Brill has always been clear that he isn’t advocating a subscription-only approach for news sites. Some content will be free, some will be available only to those who pay. But whereas Brill used to use the term “wall” to describe subscription content, he’s now abandoned that language. “We’re not putting up any kind of a paywall,” he’s been saying, most recently in a heated interview on WBUR. “It’s not a paywall,” he said at a Yale conference last week.
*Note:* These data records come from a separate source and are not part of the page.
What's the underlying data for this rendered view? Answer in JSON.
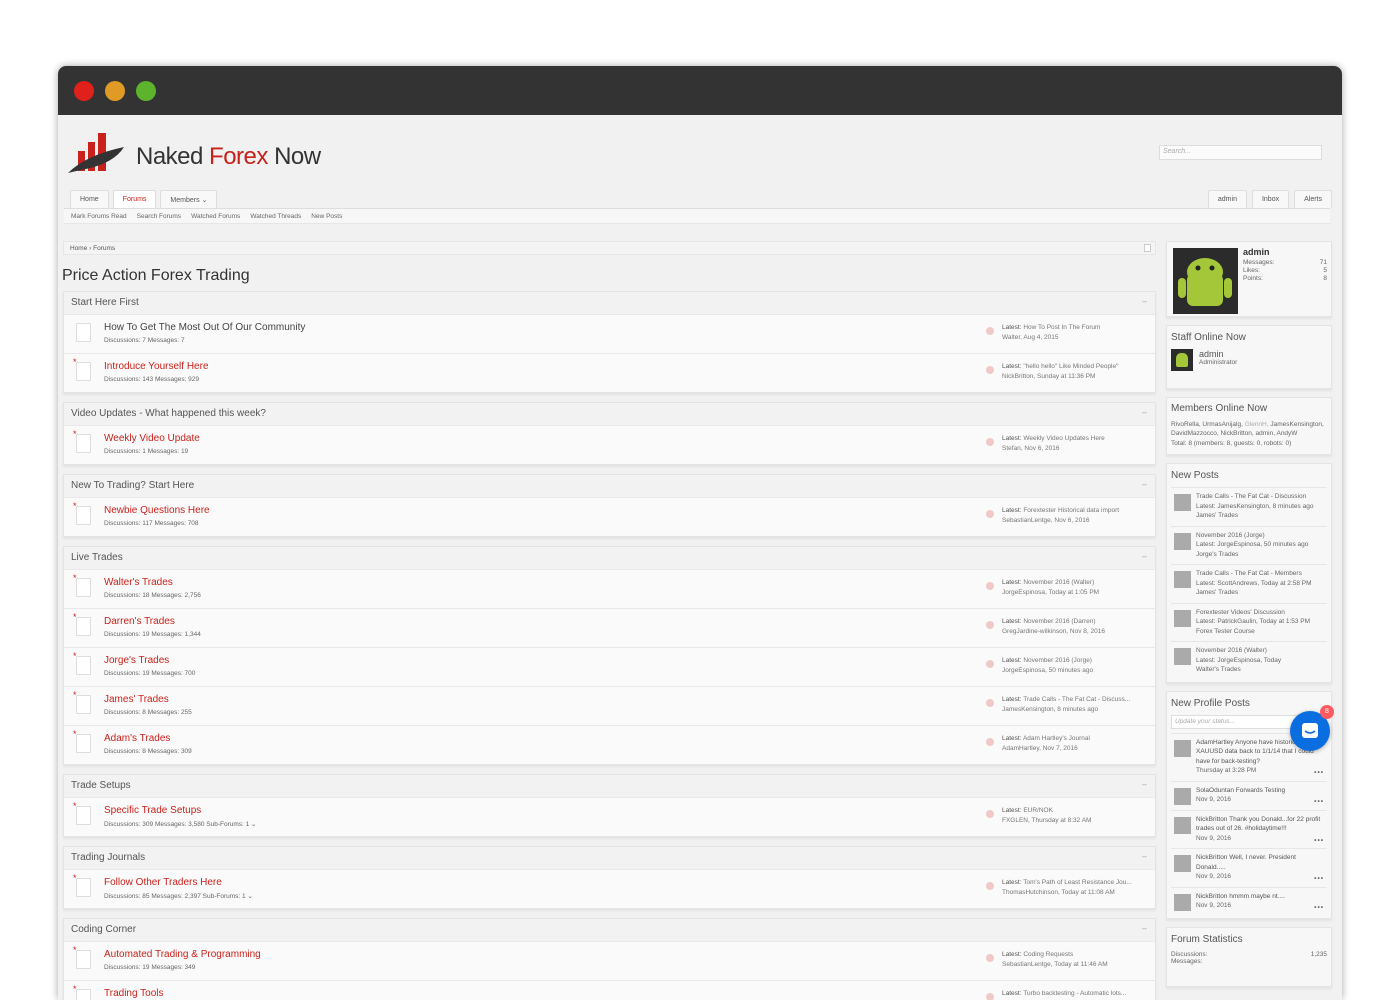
{
  "window": {
    "dots": [
      "#e0201b",
      "#e09a26",
      "#5db32b"
    ]
  },
  "site": {
    "logo_word1": "Naked",
    "logo_word2": "Forex",
    "logo_word3": "Now",
    "search_placeholder": "Search..."
  },
  "nav": {
    "tabs": [
      "Home",
      "Forums",
      "Members"
    ],
    "right": [
      "admin",
      "Inbox",
      "Alerts"
    ],
    "sub": [
      "Mark Forums Read",
      "Search Forums",
      "Watched Forums",
      "Watched Threads",
      "New Posts"
    ]
  },
  "breadcrumb": [
    "Home",
    "Forums"
  ],
  "page_title": "Price Action Forex Trading",
  "categories": [
    {
      "title": "Start Here First",
      "nodes": [
        {
          "title": "How To Get The Most Out Of Our Community",
          "new": false,
          "stats": "Discussions: 7  Messages: 7",
          "latest": "How To Post In The Forum",
          "by": "Walter, Aug 4, 2015"
        },
        {
          "title": "Introduce Yourself Here",
          "new": true,
          "stats": "Discussions: 143  Messages: 929",
          "latest": "\"hello hello\" Like Minded People\"",
          "by": "NickBritton, Sunday at 11:36 PM"
        }
      ]
    },
    {
      "title": "Video Updates - What happened this week?",
      "nodes": [
        {
          "title": "Weekly Video Update",
          "new": true,
          "stats": "Discussions: 1  Messages: 19",
          "latest": "Weekly Video Updates Here",
          "by": "Stefan, Nov 6, 2016"
        }
      ]
    },
    {
      "title": "New To Trading? Start Here",
      "nodes": [
        {
          "title": "Newbie Questions Here",
          "new": true,
          "stats": "Discussions: 117  Messages: 708",
          "latest": "Forextester Historical data import",
          "by": "SebastianLentge, Nov 6, 2016"
        }
      ]
    },
    {
      "title": "Live Trades",
      "nodes": [
        {
          "title": "Walter's Trades",
          "new": true,
          "stats": "Discussions: 18  Messages: 2,756",
          "latest": "November 2016 (Walter)",
          "by": "JorgeEspinosa, Today at 1:05 PM"
        },
        {
          "title": "Darren's Trades",
          "new": true,
          "stats": "Discussions: 19  Messages: 1,344",
          "latest": "November 2016 (Darren)",
          "by": "GregJardine-wilkinson, Nov 8, 2016"
        },
        {
          "title": "Jorge's Trades",
          "new": true,
          "stats": "Discussions: 19  Messages: 700",
          "latest": "November 2016 (Jorge)",
          "by": "JorgeEspinosa, 50 minutes ago"
        },
        {
          "title": "James' Trades",
          "new": true,
          "stats": "Discussions: 8  Messages: 255",
          "latest": "Trade Calls - The Fat Cat - Discuss...",
          "by": "JamesKensington, 8 minutes ago"
        },
        {
          "title": "Adam's Trades",
          "new": true,
          "stats": "Discussions: 8  Messages: 309",
          "latest": "Adam Hartley's Journal",
          "by": "AdamHartley, Nov 7, 2016"
        }
      ]
    },
    {
      "title": "Trade Setups",
      "nodes": [
        {
          "title": "Specific Trade Setups",
          "new": true,
          "stats": "Discussions: 309  Messages: 3,580   Sub-Forums: 1 ⌄",
          "latest": "EUR/NOK",
          "by": "FXGLEN, Thursday at 8:32 AM"
        }
      ]
    },
    {
      "title": "Trading Journals",
      "nodes": [
        {
          "title": "Follow Other Traders Here",
          "new": true,
          "stats": "Discussions: 85  Messages: 2,397   Sub-Forums: 1 ⌄",
          "latest": "Tom's Path of Least Resistance Jou...",
          "by": "ThomasHutchinson, Today at 11:08 AM"
        }
      ]
    },
    {
      "title": "Coding Corner",
      "nodes": [
        {
          "title": "Automated Trading & Programming",
          "new": true,
          "stats": "Discussions: 19  Messages: 349",
          "latest": "Coding Requests",
          "by": "SebastianLentge, Today at 11:46 AM"
        },
        {
          "title": "Trading Tools",
          "new": true,
          "stats": "",
          "latest": "Turbo backtesting - Automatic lots...",
          "by": ""
        }
      ]
    }
  ],
  "latest_prefix": "Latest:",
  "visitor": {
    "name": "admin",
    "rows": [
      [
        "Messages:",
        "71"
      ],
      [
        "Likes:",
        "5"
      ],
      [
        "Points:",
        "8"
      ]
    ]
  },
  "staff": {
    "title": "Staff Online Now",
    "name": "admin",
    "role": "Administrator"
  },
  "members": {
    "title": "Members Online Now",
    "list": "RivoRella, UrmasAnijalg,",
    "guest": "GlennH,",
    "list2": "JamesKensington, DavidMazzocco, NickBritton, admin, AndyW",
    "total": "Total: 8 (members: 8, guests: 0, robots: 0)"
  },
  "new_posts": {
    "title": "New Posts",
    "items": [
      {
        "t": "Trade Calls - The Fat Cat - Discussion",
        "l": "Latest: JamesKensington, 8 minutes ago",
        "f": "James' Trades"
      },
      {
        "t": "November 2016 (Jorge)",
        "l": "Latest: JorgeEspinosa, 50 minutes ago",
        "f": "Jorge's Trades"
      },
      {
        "t": "Trade Calls - The Fat Cat - Members",
        "l": "Latest: ScottAndrews, Today at 2:58 PM",
        "f": "James' Trades"
      },
      {
        "t": "Forextester Videos' Discussion",
        "l": "Latest: PatrickGaulin, Today at 1:53 PM",
        "f": "Forex Tester Course"
      },
      {
        "t": "November 2016 (Walter)",
        "l": "Latest: JorgeEspinosa, Today",
        "f": "Walter's Trades"
      }
    ]
  },
  "profile_posts": {
    "title": "New Profile Posts",
    "placeholder": "Update your status...",
    "items": [
      {
        "t": "AdamHartley Anyone have historic 1minute XAUUSD data back to 1/1/14 that I could have for back-testing?",
        "d": "Thursday at 3:28 PM"
      },
      {
        "t": "SolaOduntan Forwards Testing",
        "d": "Nov 9, 2016"
      },
      {
        "t": "NickBritton Thank you Donald...for 22 profit trades out of 26. #holidaytime!!!",
        "d": "Nov 9, 2016"
      },
      {
        "t": "NickBritton Well, I never. President Donald.....",
        "d": "Nov 9, 2016"
      },
      {
        "t": "NickBritton hmmm maybe nt....",
        "d": "Nov 9, 2016"
      }
    ]
  },
  "stats": {
    "title": "Forum Statistics",
    "rows": [
      [
        "Discussions:",
        "1,235"
      ],
      [
        "Messages:",
        ""
      ]
    ]
  },
  "chat": {
    "badge": "8"
  }
}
That’s a semantic distinction but one that naturally raises the question: What type of stuff will be subscription-only? I posed that question to Brill at Yale, seeking specific examples, but he wouldn’t say much beyond “unique” and “premium” content. (Steve Outing recently prompted an interesting thread on what, exactly, premium content is.) I didn’t come away with a clearer idea of what his clients intend to charge for, just that I shouldn’t call it a paywall.

Embracing the metered model

Journalism Online will power any type of payment system that publishers choose, but Brill’s thinking has shifted on which strategy is best. Last year, he drafted a memo for The New York Times that championed micropayments and subscriptions for the newspaper’s entire website. In June, he told me, “We don’t think micropayments are going to be a huge part of this deal.” These days, he’s been talking up the metered model employed by The Financial Times, which offers 10 free articles a month before users are required to pay.

Brill’s firm claims trademarks on the names of six models — he calls them “dials” — that news publishers could employ:

— High Activity Pay Points (metered model)
— Selected Content Pay Points (partial paywall)
— Time-Based Pay Points (charge for new content)
— Enhanced Service Pay Points (charge for special features)
— Market Access Pay Points (charge based on user’s location)
— Preview Activity Pay Points (allow previewing of paid content)

Broadening the target audience

In the spring, Brill told me the goal was “to get the 5 or 10 percent of your most committed readers to pay.” This summer, he expanded that target in an interview with CNN: “The idea is that a newspaper probably has 10 or 15 percent of its audience who are the most engaged, who come to that Web site all the time. Those are the people who will be asked to pay a small portion.”

At Yale last week, he said “10 or 15 or 20 percent” of a news site’s unique monthly visitors might be willing to pay. I don’t presume to know what a realistic goal is, though that’s obviously crucial to the success or failure of paid-content plans. I do know that one study found “core loyalists,” who visit 2 to 3 times a day for 20 days a month, represent 25% of visitors to newspaper sites. So if you’re probing Brill’s estimates, there’s your starting point.

Exaggerating his firm’s success

“We now have over 1,200 affiliates,” Brill said on the radio yesterday, making it sound like 1,200 publications are ready to charge their readers for digital content. Asked to clarify, he said, “Companies representing or owning over 1,200 publications have all signed letters of intent.” We know that includes Guardian News and Media, which doesn’t appear likely to charge readers. Most of the other companies that have signed non-binding letters of intent remain a mystery, which makes the whole thing increasingly mysterious.

Brill is certainly under no obligation to disclose his clients, but the more he touts a dubious figure, the more skeptical I grow. Here’s a harder statistic, reported by Poynter: Between 5 and 15 publishers will start testing Journalism Online’s infrastructure “in the next month or so.” The firm’s own business model is dependent on at least some of its 1,200 affiliates pulling the trigger: Journalism Online is taking a 20% cut of subscription revenue.